His grandmother, a beloved high school English teacher, quit her job to educate him at home. She taught him to read in a matter of weeks—and nurtured his budding creative voice. “Some of the first words I ever wrote were poetry,” he says. “She’d put a pad and pencil in my hand and tell me to go out in the yard and describe whatever my senses could find, whether that was the smell from her rose garden or the sight of an airplane cutting a contrail against the sky.”

Today a Harvard-educated literary critic, bestselling author and professor of English and African American studies at UCLA, Bradley built his career as an authority on the 20th-century novelist Ralph Ellison while also exploring song lyric in popular music as an innovative and influential literary form, particularly within hip hop. His works Book of Rhymes: The Poetics of Hip Hop and The Poetry of Pop have been instrumental in this growing area of scholarly inquiry.

“Song lyric is a vital space for contemporary poetry,” he says. “And hip hop offers us a means to engage with challenging issues—racism and classism, misogyny and homophobia, social justice and the promise of a multiracial American democracy— in a way where we’re all bobbing our heads to the same beat.”

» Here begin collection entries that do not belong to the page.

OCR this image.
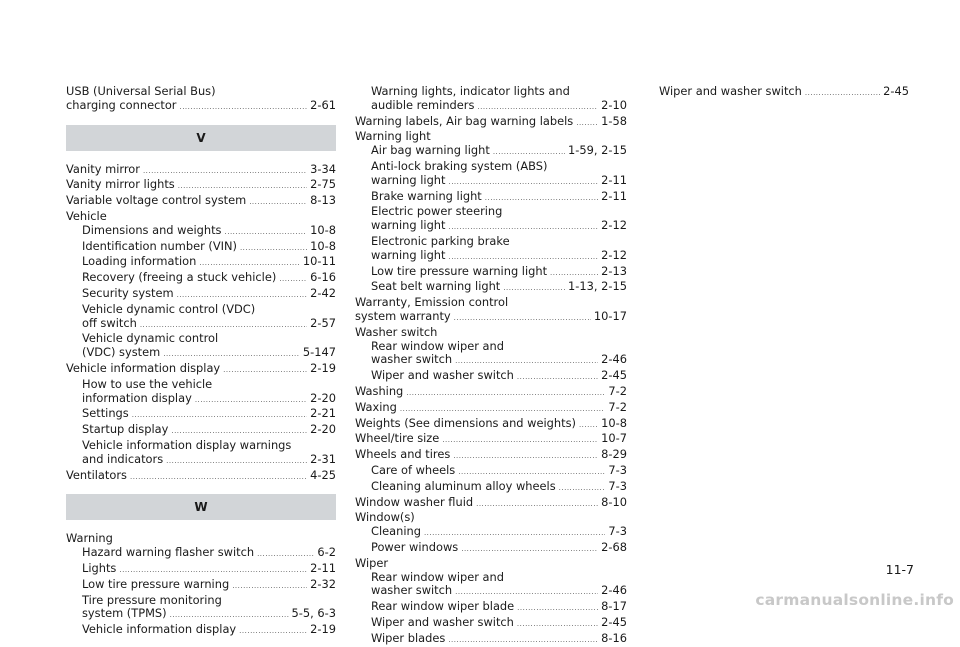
USB (Universal Serial Bus)
charging connector .....	2-61
V
Vanity mirror .....	3-34
Vanity mirror lights .....	2-75
Variable voltage control system .....	8-13
Vehicle
Dimensions and weights .....	10-8
Identification number (VIN) .....	10-8
Loading information .....	10-11
Recovery (freeing a stuck vehicle) .....	6-16
Security system .....	2-42
Vehicle dynamic control (VDC)
off switch .....	2-57
Vehicle dynamic control
(VDC) system .....	5-147
Vehicle information display .....	2-19
How to use the vehicle
information display .....	2-20
Settings .....	2-21
Startup display .....	2-20
Vehicle information display warnings
and indicators .....	2-31
Ventilators .....	4-25
W
Warning
Hazard warning flasher switch .....	6-2
Lights .....	2-11
Low tire pressure warning .....	2-32
Tire pressure monitoring
system (TPMS) .....	5-5, 6-3
Vehicle information display .....	2-19
Warning lights, indicator lights and
audible reminders .....	2-10
Warning labels, Air bag warning labels ..... 1-58
Warning light
Air bag warning light .....	1-59, 2-15
Anti-lock braking system (ABS)
warning light .....	2-11
Brake warning light .....	2-11
Electric power steering
warning light .....	2-12
Electronic parking brake
warning light .....	2-12
Low tire pressure warning light .....	2-13
Seat belt warning light .....	1-13, 2-15
Warranty, Emission control
system warranty .....	10-17
Washer switch
Rear window wiper and
washer switch .....	2-46
Wiper and washer switch .....	2-45
Washing .....	7-2
Waxing .....	7-2
Weights (See dimensions and weights) ..... 10-8
Wheel/tire size .....	10-7
Wheels and tires .....	8-29
Care of wheels .....	7-3
Cleaning aluminum alloy wheels .....	7-3
Window washer fluid .....	8-10
Window(s)
Cleaning .....	7-3
Power windows .....	2-68
Wiper
Rear window wiper and
washer switch .....	2-46
Rear window wiper blade .....	8-17
Wiper and washer switch .....	2-45
Wiper blades .....	8-16
Wiper and washer switch .....	2-45
11-7
carmanualsonline.info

Bradley explores this crucial space in the UCLA Laboratory for Race and Popular Culture, or RAP Lab, which he founded and directs. An interdisciplinary hub that invites scholars, students and community partners to spark critical conversations about society and politics, the lab is a key player in the UCLA Ralph J. Bunche Center for African American Studies’ campuswide Hip Hop Initiative, which aims to establish UCLA as a center of gravity for hip-hop studies on the West Coast.

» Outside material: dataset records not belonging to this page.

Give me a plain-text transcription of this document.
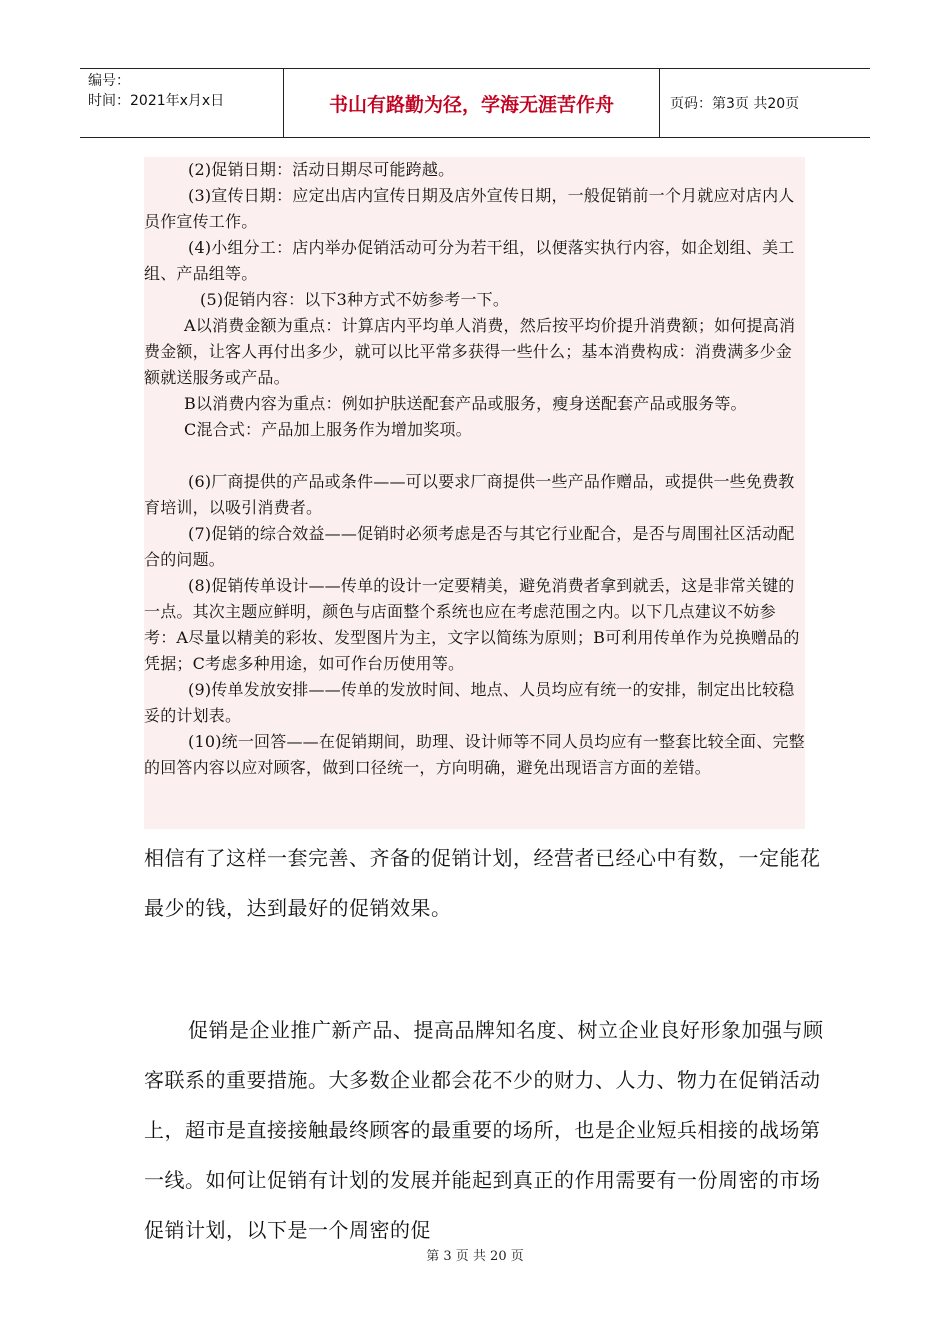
编号：
时间：2021年x月x日	书山有路勤为径，学海无涯苦作舟	页码：第3页 共20页

(2)促销日期：活动日期尽可能跨越。

(3)宣传日期：应定出店内宣传日期及店外宣传日期，一般促销前一个月就应对店内人员作宣传工作。

(4)小组分工：店内举办促销活动可分为若干组，以便落实执行内容，如企划组、美工组、产品组等。

(5)促销内容：以下3种方式不妨参考一下。

A以消费金额为重点：计算店内平均单人消费，然后按平均价提升消费额；如何提高消费金额，让客人再付出多少，就可以比平常多获得一些什么；基本消费构成：消费满多少金额就送服务或产品。

B以消费内容为重点：例如护肤送配套产品或服务，瘦身送配套产品或服务等。

C混合式：产品加上服务作为增加奖项。

(6)厂商提供的产品或条件——可以要求厂商提供一些产品作赠品，或提供一些免费教育培训，以吸引消费者。

(7)促销的综合效益——促销时必须考虑是否与其它行业配合，是否与周围社区活动配合的问题。

(8)促销传单设计——传单的设计一定要精美，避免消费者拿到就丢，这是非常关键的一点。其次主题应鲜明，颜色与店面整个系统也应在考虑范围之内。以下几点建议不妨参考：A尽量以精美的彩妆、发型图片为主，文字以简练为原则；B可利用传单作为兑换赠品的凭据；C考虑多种用途，如可作台历使用等。

(9)传单发放安排——传单的发放时间、地点、人员均应有统一的安排，制定出比较稳妥的计划表。

(10)统一回答——在促销期间，助理、设计师等不同人员均应有一整套比较全面、完整的回答内容以应对顾客，做到口径统一，方向明确，避免出现语言方面的差错。

相信有了这样一套完善、齐备的促销计划，经营者已经心中有数，一定能花最少的钱，达到最好的促销效果。

促销是企业推广新产品、提高品牌知名度、树立企业良好形象加强与顾客联系的重要措施。大多数企业都会花不少的财力、人力、物力在促销活动上，超市是直接接触最终顾客的最重要的场所，也是企业短兵相接的战场第一线。如何让促销有计划的发展并能起到真正的作用需要有一份周密的市场促销计划，以下是一个周密的促

第 3 页 共 20 页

“It’s exciting to work with colleagues here to envision what a hip-hop future could be, and to start building it right now,” he says. “It’s an opportunity I couldn’t find on any other campus.”

In all his work—at UCLA, as an arts and culture writer-at-large for The New York Times’ T Magazine, and beyond—Bradley remains guided by the example set by his grandmother years ago.

“There’s a continuity of practice on my part, and a dedication to craft, whether I’m publishing a profile on Anderson .Paak or writing about Toni Morrison,” he says. “My entry point into this work is as a writer, first and foremost.”